In embodiments where telecommunications rack mover 100A is used, stabilizer bars 131-137 are moved from the stored configuration to the assembled configuration as shown in FIGS. 17A-17B. In particular, stabilizer bars 131-137 are pivoted about respective first end 103A and second end 103B of first main bar 103 and respective first end 105A and second end 105B of second main bar 105 (pivoted in the corresponding directions A2-A6 as shown in FIG. 17A), and the stabilizer bars 131-137 are coupled to each other as shown. The stabilizer bars 131-137 can be held in place with locking pins 159 as shown in FIG. 17B.

Then, with reference to FIGS. 18A and 18B, lifting bolts 111A-117A are actuated to lift telecommunications rack 32 from a resting position to a movable position. In particular, a tool 160 can be used to tighten lifting bolts 111A-117A to lift the first cross bar 107 and the second cross bar 109 such that the first cross bar 107 and the second cross bar 109 are closer to the first main bar 103 and the second main bar 105. In this configuration, the portions of the first cross bar 107 and the second cross bar 109 that extend beyond the first main bar 103 and the second main bar 105 are raised such that these portions engage with the base 34 of telecommunications rack 32 and lift the telecommunications rack 32 into the movable position from the resting position (i.e., off the surface upon which the telecommunications rack 32 rests). Stated another way, when telecommunications rack 32 is transitioned to the movable position from the resting position, there is space S between the telecommunications rack 32 and the surface upon which the telecommunications rack 32 rests. In some embodiments, tool 160 is a wrench or a power tool. Once telecommunications rack 32 is lifted, the telecommunications rack 32 can be moved by moving the telecommunications rack mover 100 on casters 119. In some embodiments, handles 141 are applied onto the stabilizer bar pairings (131, 135 and 133, 137) to aid a user in moving and steering the telecommunications rack mover 100A and telecommunications rack 32 within data hall 26 of data center 10.

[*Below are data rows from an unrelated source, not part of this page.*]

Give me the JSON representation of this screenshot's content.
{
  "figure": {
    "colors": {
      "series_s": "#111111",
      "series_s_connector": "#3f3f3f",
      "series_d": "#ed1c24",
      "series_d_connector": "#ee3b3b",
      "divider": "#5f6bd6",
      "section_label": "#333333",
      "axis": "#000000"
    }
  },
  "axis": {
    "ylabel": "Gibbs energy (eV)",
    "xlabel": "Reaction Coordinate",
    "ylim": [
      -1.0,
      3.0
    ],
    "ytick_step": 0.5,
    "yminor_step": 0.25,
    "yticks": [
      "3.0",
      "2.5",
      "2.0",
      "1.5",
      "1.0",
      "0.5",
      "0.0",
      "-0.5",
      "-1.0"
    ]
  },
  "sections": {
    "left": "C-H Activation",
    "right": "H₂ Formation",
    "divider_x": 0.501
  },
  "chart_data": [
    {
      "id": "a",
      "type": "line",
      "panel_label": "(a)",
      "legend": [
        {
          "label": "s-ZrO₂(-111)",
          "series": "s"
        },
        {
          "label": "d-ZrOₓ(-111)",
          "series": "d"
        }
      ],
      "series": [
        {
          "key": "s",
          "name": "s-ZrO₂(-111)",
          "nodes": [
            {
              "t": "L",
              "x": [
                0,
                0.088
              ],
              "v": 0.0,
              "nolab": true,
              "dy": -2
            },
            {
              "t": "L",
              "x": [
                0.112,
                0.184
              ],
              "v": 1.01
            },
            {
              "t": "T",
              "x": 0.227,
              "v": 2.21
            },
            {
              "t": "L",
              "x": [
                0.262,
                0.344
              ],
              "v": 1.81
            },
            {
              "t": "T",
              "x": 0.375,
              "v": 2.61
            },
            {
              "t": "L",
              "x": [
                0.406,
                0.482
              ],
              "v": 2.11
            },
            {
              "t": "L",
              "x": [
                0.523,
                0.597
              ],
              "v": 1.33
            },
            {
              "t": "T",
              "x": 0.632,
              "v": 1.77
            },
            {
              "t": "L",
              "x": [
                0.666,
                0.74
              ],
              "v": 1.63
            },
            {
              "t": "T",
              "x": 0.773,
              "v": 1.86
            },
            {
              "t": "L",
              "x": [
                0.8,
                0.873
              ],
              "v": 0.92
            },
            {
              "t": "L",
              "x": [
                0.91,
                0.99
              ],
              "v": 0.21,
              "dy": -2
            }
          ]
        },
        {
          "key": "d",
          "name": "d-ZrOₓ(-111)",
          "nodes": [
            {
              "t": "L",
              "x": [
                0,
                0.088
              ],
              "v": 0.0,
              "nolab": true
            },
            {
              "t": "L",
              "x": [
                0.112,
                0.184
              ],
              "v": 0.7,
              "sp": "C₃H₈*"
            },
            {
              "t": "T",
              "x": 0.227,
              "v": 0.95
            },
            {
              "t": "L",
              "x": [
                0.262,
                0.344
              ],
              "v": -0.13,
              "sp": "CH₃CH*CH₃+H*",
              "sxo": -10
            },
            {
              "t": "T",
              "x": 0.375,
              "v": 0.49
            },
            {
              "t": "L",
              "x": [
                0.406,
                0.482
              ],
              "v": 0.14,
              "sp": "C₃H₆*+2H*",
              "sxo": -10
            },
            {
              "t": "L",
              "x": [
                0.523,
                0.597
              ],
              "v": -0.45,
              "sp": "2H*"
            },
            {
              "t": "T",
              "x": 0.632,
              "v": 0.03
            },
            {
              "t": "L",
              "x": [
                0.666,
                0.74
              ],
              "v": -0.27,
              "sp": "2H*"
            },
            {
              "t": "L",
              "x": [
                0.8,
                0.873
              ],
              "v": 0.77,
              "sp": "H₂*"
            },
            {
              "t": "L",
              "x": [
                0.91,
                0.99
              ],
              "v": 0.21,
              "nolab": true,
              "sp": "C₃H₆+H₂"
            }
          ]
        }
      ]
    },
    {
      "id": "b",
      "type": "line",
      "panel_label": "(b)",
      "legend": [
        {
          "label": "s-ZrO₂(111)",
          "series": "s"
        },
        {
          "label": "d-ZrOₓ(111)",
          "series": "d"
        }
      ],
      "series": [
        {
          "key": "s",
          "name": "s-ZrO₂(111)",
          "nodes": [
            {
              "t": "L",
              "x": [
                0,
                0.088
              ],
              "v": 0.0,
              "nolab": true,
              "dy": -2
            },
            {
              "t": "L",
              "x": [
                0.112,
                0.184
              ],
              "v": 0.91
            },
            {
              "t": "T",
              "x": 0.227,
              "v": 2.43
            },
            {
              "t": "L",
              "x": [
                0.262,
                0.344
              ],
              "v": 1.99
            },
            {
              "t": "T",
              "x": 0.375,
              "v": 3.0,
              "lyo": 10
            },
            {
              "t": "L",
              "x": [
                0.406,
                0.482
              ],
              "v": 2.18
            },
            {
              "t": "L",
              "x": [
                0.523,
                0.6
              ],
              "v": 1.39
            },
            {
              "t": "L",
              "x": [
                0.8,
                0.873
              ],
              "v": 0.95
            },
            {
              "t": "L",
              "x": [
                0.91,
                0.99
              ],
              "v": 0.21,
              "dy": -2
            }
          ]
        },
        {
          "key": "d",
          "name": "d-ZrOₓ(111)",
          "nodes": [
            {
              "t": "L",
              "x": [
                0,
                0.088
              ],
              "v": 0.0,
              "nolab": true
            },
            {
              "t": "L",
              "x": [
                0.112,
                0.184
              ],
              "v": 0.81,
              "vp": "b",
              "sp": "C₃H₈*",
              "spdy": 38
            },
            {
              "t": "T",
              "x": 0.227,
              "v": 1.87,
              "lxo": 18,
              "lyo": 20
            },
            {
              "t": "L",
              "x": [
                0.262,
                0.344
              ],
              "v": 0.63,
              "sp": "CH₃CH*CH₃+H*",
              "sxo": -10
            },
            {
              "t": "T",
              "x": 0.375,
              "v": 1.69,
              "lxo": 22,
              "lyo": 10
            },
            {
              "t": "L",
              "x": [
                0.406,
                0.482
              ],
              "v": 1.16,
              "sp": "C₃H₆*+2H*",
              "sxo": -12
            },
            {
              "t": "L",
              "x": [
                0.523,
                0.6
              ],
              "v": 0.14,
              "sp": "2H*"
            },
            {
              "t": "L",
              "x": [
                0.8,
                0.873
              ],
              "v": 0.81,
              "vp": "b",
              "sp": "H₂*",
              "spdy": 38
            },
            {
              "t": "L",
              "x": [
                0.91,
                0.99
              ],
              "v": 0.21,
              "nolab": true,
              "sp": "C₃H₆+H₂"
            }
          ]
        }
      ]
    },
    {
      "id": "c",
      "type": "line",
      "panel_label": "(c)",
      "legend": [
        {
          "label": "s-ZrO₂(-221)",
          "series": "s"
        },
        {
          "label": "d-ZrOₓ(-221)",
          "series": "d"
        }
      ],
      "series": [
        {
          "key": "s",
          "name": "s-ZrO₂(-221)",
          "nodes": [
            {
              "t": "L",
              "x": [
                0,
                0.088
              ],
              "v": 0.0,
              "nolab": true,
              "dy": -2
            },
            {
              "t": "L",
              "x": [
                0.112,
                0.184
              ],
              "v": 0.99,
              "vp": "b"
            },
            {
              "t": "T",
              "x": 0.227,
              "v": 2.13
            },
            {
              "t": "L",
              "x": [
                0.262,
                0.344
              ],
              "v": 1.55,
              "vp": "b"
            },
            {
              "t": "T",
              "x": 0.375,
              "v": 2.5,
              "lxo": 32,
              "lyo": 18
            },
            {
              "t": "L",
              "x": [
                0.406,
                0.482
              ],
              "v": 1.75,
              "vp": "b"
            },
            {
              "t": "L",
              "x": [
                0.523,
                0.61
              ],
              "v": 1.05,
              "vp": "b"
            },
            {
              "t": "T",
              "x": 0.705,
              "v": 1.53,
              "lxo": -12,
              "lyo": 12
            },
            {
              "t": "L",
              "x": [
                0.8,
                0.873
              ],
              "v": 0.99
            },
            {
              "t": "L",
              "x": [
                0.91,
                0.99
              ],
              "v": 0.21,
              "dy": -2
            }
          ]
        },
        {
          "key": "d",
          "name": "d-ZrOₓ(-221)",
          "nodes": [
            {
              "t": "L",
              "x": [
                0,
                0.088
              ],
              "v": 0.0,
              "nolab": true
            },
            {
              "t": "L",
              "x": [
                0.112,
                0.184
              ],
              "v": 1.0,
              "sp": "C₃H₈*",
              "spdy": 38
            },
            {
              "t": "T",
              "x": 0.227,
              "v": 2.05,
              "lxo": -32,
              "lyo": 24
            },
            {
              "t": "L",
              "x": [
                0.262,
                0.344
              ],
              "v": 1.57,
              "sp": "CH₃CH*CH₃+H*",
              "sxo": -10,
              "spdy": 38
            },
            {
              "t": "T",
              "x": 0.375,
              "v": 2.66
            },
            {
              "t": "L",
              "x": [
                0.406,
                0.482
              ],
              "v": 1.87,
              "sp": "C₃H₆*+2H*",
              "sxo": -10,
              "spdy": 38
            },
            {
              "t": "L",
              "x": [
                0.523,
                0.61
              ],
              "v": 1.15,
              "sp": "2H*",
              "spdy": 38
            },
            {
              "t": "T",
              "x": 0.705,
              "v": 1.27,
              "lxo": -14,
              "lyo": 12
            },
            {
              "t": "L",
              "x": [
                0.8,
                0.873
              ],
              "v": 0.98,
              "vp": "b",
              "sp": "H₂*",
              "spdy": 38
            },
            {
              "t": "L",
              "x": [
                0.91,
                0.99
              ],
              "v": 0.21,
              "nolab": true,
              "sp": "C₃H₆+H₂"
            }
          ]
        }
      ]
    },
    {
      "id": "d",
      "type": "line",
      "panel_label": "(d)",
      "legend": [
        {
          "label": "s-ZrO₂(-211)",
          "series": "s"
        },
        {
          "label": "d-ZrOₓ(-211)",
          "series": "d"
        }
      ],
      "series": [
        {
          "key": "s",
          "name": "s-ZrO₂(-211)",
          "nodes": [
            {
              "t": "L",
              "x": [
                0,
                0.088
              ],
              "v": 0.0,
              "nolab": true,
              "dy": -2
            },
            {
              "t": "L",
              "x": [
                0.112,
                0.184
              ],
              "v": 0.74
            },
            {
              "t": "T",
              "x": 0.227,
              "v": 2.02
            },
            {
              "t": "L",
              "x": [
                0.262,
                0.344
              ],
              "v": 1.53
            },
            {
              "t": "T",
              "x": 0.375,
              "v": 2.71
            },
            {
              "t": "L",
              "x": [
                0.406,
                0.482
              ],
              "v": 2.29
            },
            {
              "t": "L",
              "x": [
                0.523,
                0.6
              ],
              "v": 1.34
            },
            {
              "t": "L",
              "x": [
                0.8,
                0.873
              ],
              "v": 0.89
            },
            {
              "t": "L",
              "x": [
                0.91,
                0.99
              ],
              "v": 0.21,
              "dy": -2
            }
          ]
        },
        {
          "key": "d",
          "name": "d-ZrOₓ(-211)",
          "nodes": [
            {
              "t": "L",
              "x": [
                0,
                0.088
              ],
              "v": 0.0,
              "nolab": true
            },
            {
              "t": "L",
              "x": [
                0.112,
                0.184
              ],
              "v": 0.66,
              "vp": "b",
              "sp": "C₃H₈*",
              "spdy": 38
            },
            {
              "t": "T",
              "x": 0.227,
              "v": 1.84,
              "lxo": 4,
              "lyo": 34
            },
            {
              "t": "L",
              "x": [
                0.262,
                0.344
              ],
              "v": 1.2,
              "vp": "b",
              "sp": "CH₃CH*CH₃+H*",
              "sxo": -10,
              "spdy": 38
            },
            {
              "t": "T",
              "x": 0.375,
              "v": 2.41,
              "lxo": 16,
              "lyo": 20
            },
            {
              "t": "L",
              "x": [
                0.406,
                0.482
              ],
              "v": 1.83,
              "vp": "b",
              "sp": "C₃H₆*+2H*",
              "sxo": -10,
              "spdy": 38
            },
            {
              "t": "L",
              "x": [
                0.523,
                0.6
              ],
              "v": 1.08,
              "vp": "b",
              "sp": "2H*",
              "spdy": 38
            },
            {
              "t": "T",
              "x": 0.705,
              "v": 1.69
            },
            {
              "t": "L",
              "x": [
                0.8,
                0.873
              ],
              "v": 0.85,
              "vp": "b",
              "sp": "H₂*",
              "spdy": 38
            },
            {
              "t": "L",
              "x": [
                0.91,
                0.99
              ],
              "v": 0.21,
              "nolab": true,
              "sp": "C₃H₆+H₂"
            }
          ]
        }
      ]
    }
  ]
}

When telecommunications rack 32 is moved to a proper location, telecommunications rack 32 is lowered into the resting position by using the tool 160 to loosen lifting bolts 111A-117A. Loosening lifting bolts 111A-117A lowers the first cross bar 107 and the second cross bar 109 to a first position that is further from the first main bar 103 and the second main bar 105 than in the previous second position when the lifting bolts 111A-117A are tightened. When the cross bars 107, 109 are lowered, the telecommunications rack 32 is lowered onto the surface upon which the telecommunications rack 32 rests, and the cross bars 107, 109 disengage from the telecommunications rack 32. To remove the telecommunications rack mover 100A, the locking pins 157, 159 are removed. Then, the stabilizer bars 131-137 are moved from the assembled configuration to the storage configuration, and the telecommunications rack mover 100A is transitioned to the compressed configuration shown in FIG. 13, and removed from the base 34 of telecommunications rack 32 along direction A7 (FIG. 13).

In embodiments with telecommunications rack mover 100B, as shown in FIG. 19, the jack assembly 150 is mounted onto the expandable frame 101 of the telecommunications rack mover 100. The jack 153 is actuated by a jack handle 161 to raise cross bars 107, 109 as discussed previously by raising lifting bolts 111A-117A. This, in turn, raises telecommunications rack 32 off the surface upon which telecommunications rack 32 rests and moves telecommunications rack 32 into the movable position (from the resting position). To lower telecommunications rack 32, a release valve 163 on the jack assembly 150 is actuated to lower lifting bolts 111A-117A and first and second cross bars 107, 109 and thereby, lower telecommunications rack 32.

It will be apparent to those skilled in the art that various modifications and variations can be made without departing from the spirit or scope of the illustrated embodiments. Since modifications, combinations, sub-combinations and variations of the disclosed embodiments that incorporate the spirit and substance of the illustrated embodiments may occur to persons skilled in the art, the description should be construed to include everything within the scope of the appended claims and their equivalents.